Can anyone remember the river in Ohio (Cuyahoga River) that spontaneously ignited in flames as a result of the high level of combustible fluids poured into the river from industry? Time Magazine said, “Some river! Chocolate-brown, oily, bubbling with sub-surface gases. It oozes rather than flows.” It was a national headline item, and a national disgrace. People asked, “how could this happen in America?” Many rivers were so polluted that it was unsafe to swim in them, and it killed all the fish and other aquatic wildlife. The Chesapeak Bay, rivers around Pittsburg including the Ohio River, as well as many big cities in the Northeast all suffered from river pollution that was causing death and illness.
Do you remember the book, Silent Spring, by Rachel Carson? It was a book about pesticides in our environment that were causing the “silent” death of our wildlife, especially birds. A major focus was DDT, a pesticide used to kill mosquitos, but its impact was great on birds and wildlife. As it turned out, it caused bird egg shells to become thin and break in the process of incubation. As a result we nearly lost the Bald Eagle, our national symbol. Thanks to Rachel, we became aware of the impacts of man-made compounds in our world, their impacts on us, and the fish and wildlife around us..

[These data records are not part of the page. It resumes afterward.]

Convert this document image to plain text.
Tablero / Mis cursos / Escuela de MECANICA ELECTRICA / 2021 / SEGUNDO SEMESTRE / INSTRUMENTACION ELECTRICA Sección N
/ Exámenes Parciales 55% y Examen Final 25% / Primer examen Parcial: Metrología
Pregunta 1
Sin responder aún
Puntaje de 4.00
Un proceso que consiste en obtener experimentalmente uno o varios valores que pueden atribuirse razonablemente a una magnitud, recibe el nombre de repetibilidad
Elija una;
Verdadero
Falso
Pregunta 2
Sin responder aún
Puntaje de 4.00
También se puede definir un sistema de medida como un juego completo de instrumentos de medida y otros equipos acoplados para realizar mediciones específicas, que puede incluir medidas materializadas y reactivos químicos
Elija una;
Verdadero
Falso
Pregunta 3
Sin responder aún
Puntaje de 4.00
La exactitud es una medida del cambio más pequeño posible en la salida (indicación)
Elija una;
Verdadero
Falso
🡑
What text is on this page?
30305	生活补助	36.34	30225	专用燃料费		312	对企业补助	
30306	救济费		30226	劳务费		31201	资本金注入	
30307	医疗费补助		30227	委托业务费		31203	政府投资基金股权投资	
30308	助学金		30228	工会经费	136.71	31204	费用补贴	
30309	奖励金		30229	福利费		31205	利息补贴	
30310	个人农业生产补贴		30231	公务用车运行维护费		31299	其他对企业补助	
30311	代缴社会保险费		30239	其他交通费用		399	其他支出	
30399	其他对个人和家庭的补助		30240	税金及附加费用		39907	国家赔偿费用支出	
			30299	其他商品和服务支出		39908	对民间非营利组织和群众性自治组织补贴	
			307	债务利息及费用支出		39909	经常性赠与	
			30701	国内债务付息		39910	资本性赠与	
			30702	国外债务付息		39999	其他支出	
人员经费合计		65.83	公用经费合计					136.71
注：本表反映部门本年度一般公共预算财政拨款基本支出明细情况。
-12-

So, what does that have to do with regulations? Well, it was public and Congressional awareness and outcry that lead to the development of federal laws to protect us from these types of harmful outcomes. Here are a few laws that were created for our benefit:
• Endangered Species Act (ESA) of 1973 – This law was created to keep us from actions that would lead to the extinction of fish, plants, animals and birds in our world. It does not block economic activity, but does call for evaluation before action is taken to understand what impacts would happen to fish and wildlife. It only applies to actions involving the federal agencies, and if the impacts are bad (lead to great harm) then the agency will recommend a “preferred” action so the harm can be reduced or avoided. The ESA does not block economic activity, but may require changes in a developed plan.
• Clean Water Act (CWA) of 1972- This law came from the “burning river” and other similar conditions primarily in the east, more industrialized areas of the country. It is administered by the Environmental Protection Agency (EPA), which is tasked with protecting public health impacts from pollutants released into our waterways.
• Clean Air Act (CAA) of 1963 and 1970 – Another law created by Congress as a result of worsening conditions in areas like Los Angeles, and other major cities, especially those where heavy industry was present. Much of the pollution in the air came from business and industrial activity, either directly from business themselves, or the products of those businesses. Again, it is the Environmental Protection Agency tasked with enforcing and creating protections for human health.
Do we need regulations? Well only if we want to be able to pass along a country that is suitable for our children and grandchildren. Only if we want our families to be able to live in a healthy place, with clean water and air. Only if we feel having birds, fish, bears, bugs, etc. is important to our lives, and the lives of our communities. There is little doubt that the American public has weighed in long ago on all this. With an over-whelming vote of confidence did the public agree that these agencies and the regulations used to protect us were necessary. Citizens agreed that protections of our fish and wildlife, water and air were all important to our wonderful country.
It is important to remember – regulations are there to protect us from abuses, be they for personal gain, or business advantage. Our collective health is worth the extra expense and effort required. Future generations, including our grandchildren, will thank us.